Martha’s Advice for Recent Grads


Becky Mickel, Brittany Steele and me -- all interns at Martha Stewart Living

Every day when I walk into the Martha Stewart Living Omnimedia offices, I pass a wall painted with some of the company’s mottos. One that has always resonated with me is “When you’re through changing, you’re through.” Yesterday, while meeting with the interns working at MSLO this summer, Martha herself reiterated that sentiment.

As a recent college grad, change is all I’ve been thinking about lately. I’ve labored over the decisions that feel as if they’ll irreversibly affect the rest of my life: Whether to stay in New York after my internship ends and what kind of work I’m passionate about. Each decision is a step down the path to my “grown-up” existence and I’m terrified of taking a wrong turn. With that in mind, I was paying extra-close attention while Martha shared some of her wisdom with us.

Rule #1: Once your name is on something, you are the brand.
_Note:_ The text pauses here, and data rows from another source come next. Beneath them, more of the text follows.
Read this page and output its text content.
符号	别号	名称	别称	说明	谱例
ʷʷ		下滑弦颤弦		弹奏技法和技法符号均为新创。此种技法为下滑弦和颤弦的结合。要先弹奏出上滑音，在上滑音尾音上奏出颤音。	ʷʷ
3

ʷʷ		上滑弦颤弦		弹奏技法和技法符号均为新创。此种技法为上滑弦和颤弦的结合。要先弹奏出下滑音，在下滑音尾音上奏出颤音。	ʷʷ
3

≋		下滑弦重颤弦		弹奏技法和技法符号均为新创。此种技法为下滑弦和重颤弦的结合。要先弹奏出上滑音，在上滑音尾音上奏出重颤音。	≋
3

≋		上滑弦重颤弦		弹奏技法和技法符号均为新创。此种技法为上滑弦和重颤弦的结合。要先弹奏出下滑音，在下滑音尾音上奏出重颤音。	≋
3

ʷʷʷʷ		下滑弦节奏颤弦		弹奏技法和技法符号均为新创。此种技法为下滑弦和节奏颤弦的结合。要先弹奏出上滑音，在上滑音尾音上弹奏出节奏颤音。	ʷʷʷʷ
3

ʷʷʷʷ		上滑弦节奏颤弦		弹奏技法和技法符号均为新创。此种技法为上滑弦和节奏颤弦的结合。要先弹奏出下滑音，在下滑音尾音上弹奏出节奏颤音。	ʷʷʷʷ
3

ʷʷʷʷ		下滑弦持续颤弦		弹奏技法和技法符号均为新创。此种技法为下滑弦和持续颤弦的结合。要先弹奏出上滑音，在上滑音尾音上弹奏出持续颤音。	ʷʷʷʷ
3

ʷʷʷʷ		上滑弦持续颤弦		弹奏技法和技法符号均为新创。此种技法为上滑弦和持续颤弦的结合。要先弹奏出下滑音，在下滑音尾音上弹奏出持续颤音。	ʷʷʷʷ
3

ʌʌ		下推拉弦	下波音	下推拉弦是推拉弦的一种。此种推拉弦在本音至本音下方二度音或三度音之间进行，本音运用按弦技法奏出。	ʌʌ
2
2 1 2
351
When Martha said this, she was talking about her experience creating an eponymous empire. It’s advice I think can apply to young professionals like myself too; my name is my brand and my reputation rests on how people perceive the “brand” I’ve created.
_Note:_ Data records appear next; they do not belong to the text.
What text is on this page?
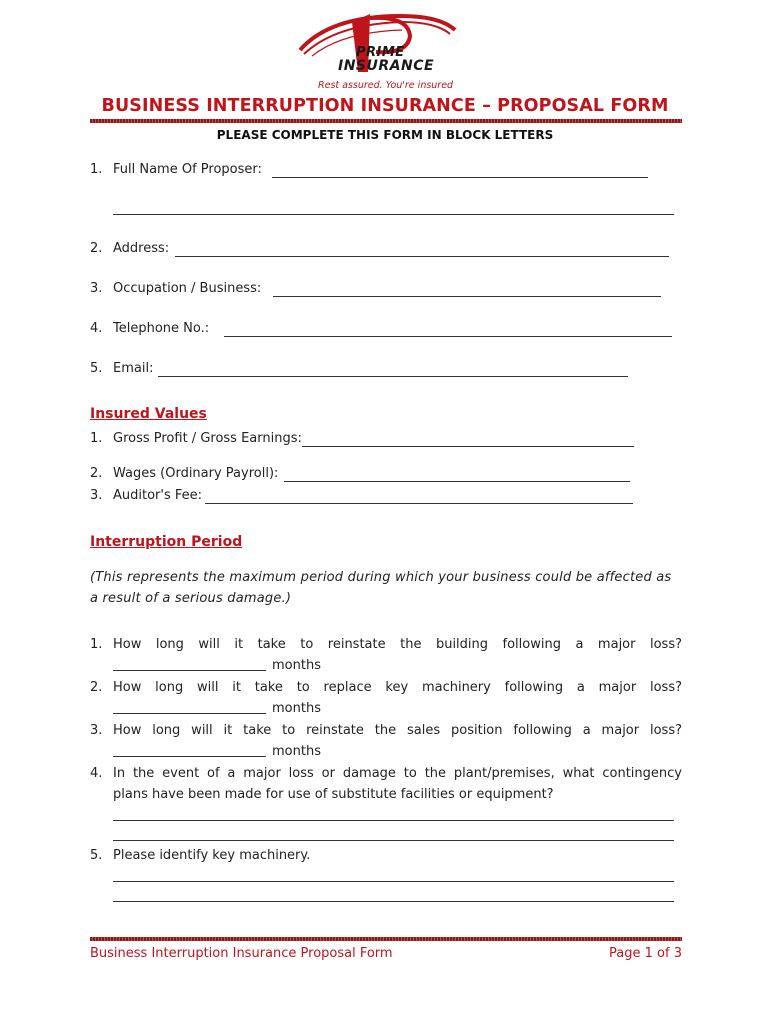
PRIME
INSURANCE
Rest assured. You're insured
BUSINESS INTERRUPTION INSURANCE – PROPOSAL FORM
PLEASE COMPLETE THIS FORM IN BLOCK LETTERS
1. Full Name Of Proposer:
2. Address:
3. Occupation / Business:
4. Telephone No.:
5. Email:
Insured Values
1. Gross Profit / Gross Earnings:
2. Wages (Ordinary Payroll):
3. Auditor's Fee:
Interruption Period
(This represents the maximum period during which your business could be affected as a result of a serious damage.)
1. How long will it take to reinstate the building following a major loss?
months
2. How long will it take to replace key machinery following a major loss?
months
3. How long will it take to reinstate the sales position following a major loss?
months
4. In the event of a major loss or damage to the plant/premises, what contingency
plans have been made for use of substitute facilities or equipment?
5. Please identify key machinery.
Business Interruption Insurance Proposal Form	Page 1 of 3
Rule #2: Be passionate about your business.

Martha recommended interning at as many places as possible to get a better understanding of yourself and what work makes you happy. It’s advice frequently doled out at commencement speeches, but it’s incredibly true. Waking up and going to work feels a lot less like work when you’re doing something at the office that you’d readily do at home. I love getting to my desk each morning and preparing tweets for the Martha Stewart Living account (follow us!) because I get to see all the enthusiastic replies readers send. That interaction makes what we do as a magazine seem more worthwhile. Martha put it best when she said, “If I can help anybody do anything, it’s a good thing.”

Rule #3: Make good friends in the office.

Being on friendly terms with your coworkers makes the workday a little more fun, but it also improves the chances people will want to keep you around. An office friend is also an ally who helps you follow through on the goals and projects you set out to tackle.

Rule #4: Express yourself.

Martha went on to explain if you want to stick around at a company, you have to make that fact known. Don’t be afraid to open your mouth and let people know how invested you are in a brand, a workplace, or an idea. See Rule #2.

Rule #5: Be seen as an expert in something.

When Martha wrote the book that started it all, “Entertaining” (1982), she was viewed as an expert in the art of hosting a good party. She even gave us advice on how to be good hosts (fluffy towels, a comfy bed, and a memorable breakfast in the morning). Right now, I’m trying to find that “something” for myself, the little niche I can call my own. That sense of authority is what success is built on.

Meeting Martha was one of the highlights of my internship thus far. It was great to get a little advice from such an icon, but I’ll take help where I can get it. What was the best advice you received after graduating?

See even more photos from the intern lunch and read about what we discussed on Martha’s blog.

Comments (4)

  • Mary Kay Blakely on rejection letters: “You only need one yes.”

    Great article Taylor!

  • A most thourough and enlightened commentary.
    Work friends are very important!

  • Good advice Taylor. Definitely “a good thing”!

  • Finish what you started. That’s the advise that I gave myself while attending college and working full-time. I was not a traditional student in college; I worked 8 to 5 and attended school at night while raising my daughter. While this was tough, I would not change a thing. Life is what you make of it so make the most of it and surround yourself good things. Exellent article Taylor!